If you're a homeowner having trouble making your mortgage payments, a short sale might sound like the perfect solution to avoid foreclosure.
In a short sale, the lender agrees to let you sell the home for less than you owe on your mortgage, accept the sale proceeds, and release the mortgage lien. The sale proceeds pay off a portion of the amount owed.
But homeowners who complete a short sale are often shocked to find out later that their lender is seeking a deficiency judgment against them.
Because the sale price is "short" of the full debt amount in a short sale, the difference between the total debt and the sale price is the "deficiency."
Example. Suppose your lender approves a short sale in which you sell your home for $400,000, but you owe $450,000 on the mortgage loan. The difference ($50,000) is the deficiency.
In many states, the lender can seek a personal judgment against the borrower after the short sale to recover the deficiency amount. Generally, once the lender gets a deficiency judgment, it may collect this amount—in our example, $50,000—from the borrower using standard collection methods, like garnishing wages or levying a bank account.
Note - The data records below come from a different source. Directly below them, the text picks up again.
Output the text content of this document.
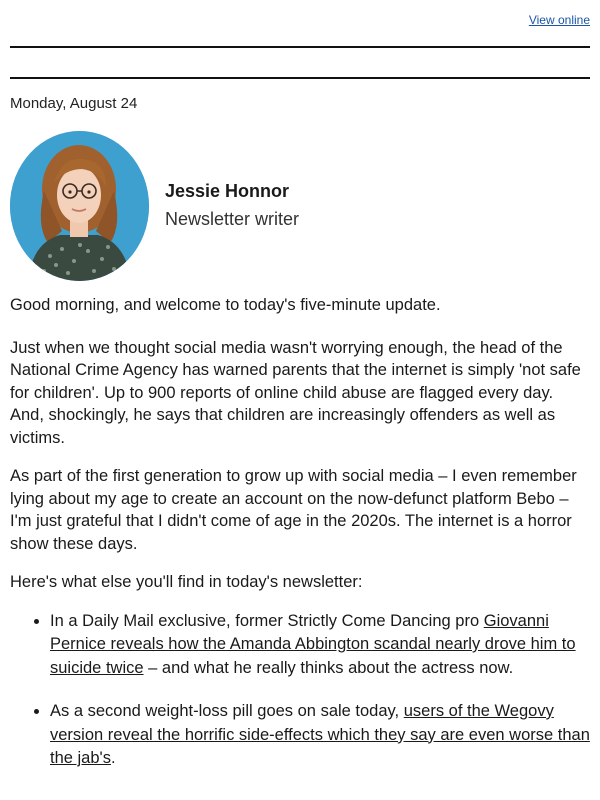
View online
Monday, August 24
Jessie Honnor
Newsletter writer

Good morning, and welcome to today's five-minute update.

Just when we thought social media wasn't worrying enough, the head of the National Crime Agency has warned parents that the internet is simply 'not safe for children'. Up to 900 reports of online child abuse are flagged every day. And, shockingly, he says that children are increasingly offenders as well as victims.

As part of the first generation to grow up with social media – I even remember lying about my age to create an account on the now-defunct platform Bebo – I'm just grateful that I didn't come of age in the 2020s. The internet is a horror show these days.

Here's what else you'll find in today's newsletter:

• In a Daily Mail exclusive, former Strictly Come Dancing pro Giovanni Pernice reveals how the Amanda Abbington scandal nearly drove him to suicide twice – and what he really thinks about the actress now.
• As a second weight-loss pill goes on sale today, users of the Wegovy version reveal the horrific side-effects which they say are even worse than the jab's.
While many states have enacted laws that prohibit a deficiency judgment following a foreclosure, most of these laws don't address short sales. But a few states, like California and Nevada, prohibit deficiency judgments after short sales in certain circumstances.
Assuming your state doesn't have a law prohibiting a deficiency judgment following a short sale, you might be able to avoid having to pay back a deficiency by taking one of the following tactics.
Some lenders will agree to waive the deficiency. When negotiating with your lender for short-sale approval, ask it to forgo the right to seek a deficiency judgment.
If your lender agrees, this provision must be included in the short sale agreement. The agreement must expressly state that the transaction satisfies the debt or have similar language. Without this waiver, the lender might file a lawsuit against you to get a deficiency judgment after completing the short sale.
If your lender refuses to waive the deficiency entirely, you can offer to settle the deficiency for a smaller amount. Lenders are sometimes willing to agree to accept a smaller amount because collecting a deficiency debt can be a lengthy and costly process. It's often easier for the lender to accept a reduced lump sum than to try to collect the full amount.
Or, you can also negotiate to repay a reduced deficiency debt in installments over time.
If you're liable to pay the deficiency after a short sale, you might consider filing for bankruptcy to eliminate the debt. If you qualify, a Chapter 7 bankruptcy discharges the deficiency relieving you of the debt, while a Chapter 13 bankruptcy will usually require that you pay a portion of the total amount owed.
Bankruptcy might not be a good idea if a deficiency judgment is your only debt. But it could be a good option if you have multiple debts you can't afford to pay.
After the short sale is completed, your lender might call you or send letters stating that you still owe money. These letters could come from an attorney's office or a collection agency and will demand that you pay off the deficiency.
Your lender or the collector might even try to intimidate you into making payments. But without an actual deficiency judgment from a court, the creditor can't freeze your bank accounts, garnish your wages, or place judgment liens on other property you own.
To get a deficiency judgment, the creditor must file a lawsuit. But lawsuits are expensive, and many borrowers who complete a short sale to avoid a foreclosure are judgment proof. ("Judgment proof" means you don't have much in the way of cash reserves or other assets that a creditor can take to pay off a judgment.)
Creditors typically sue for a deficiency judgment only if they think you have sufficient assets or funds to repay the debt. If you can't afford to pay the deficiency, it's possible that your lender won't bother to file a lawsuit.
If the lender forgives the deficiency amount or part of it (say, as part of a settlement) and issues you an IRS Form 1099-C, you might have to include the forgiven debt as taxable income unless you qualify for an exception or exclusion.
Tax laws are complicated, an exception or exclusion could save you from having to report a canceled debt as part of your income. If you have tax questions, consider talking to a tax attorney.
If you have questions about how foreclosure works or different ways to avoid foreclosure, like with a short sale, talk to a foreclosure lawyer. A HUD-approved housing counselor can also answer questions about foreclosure alternatives.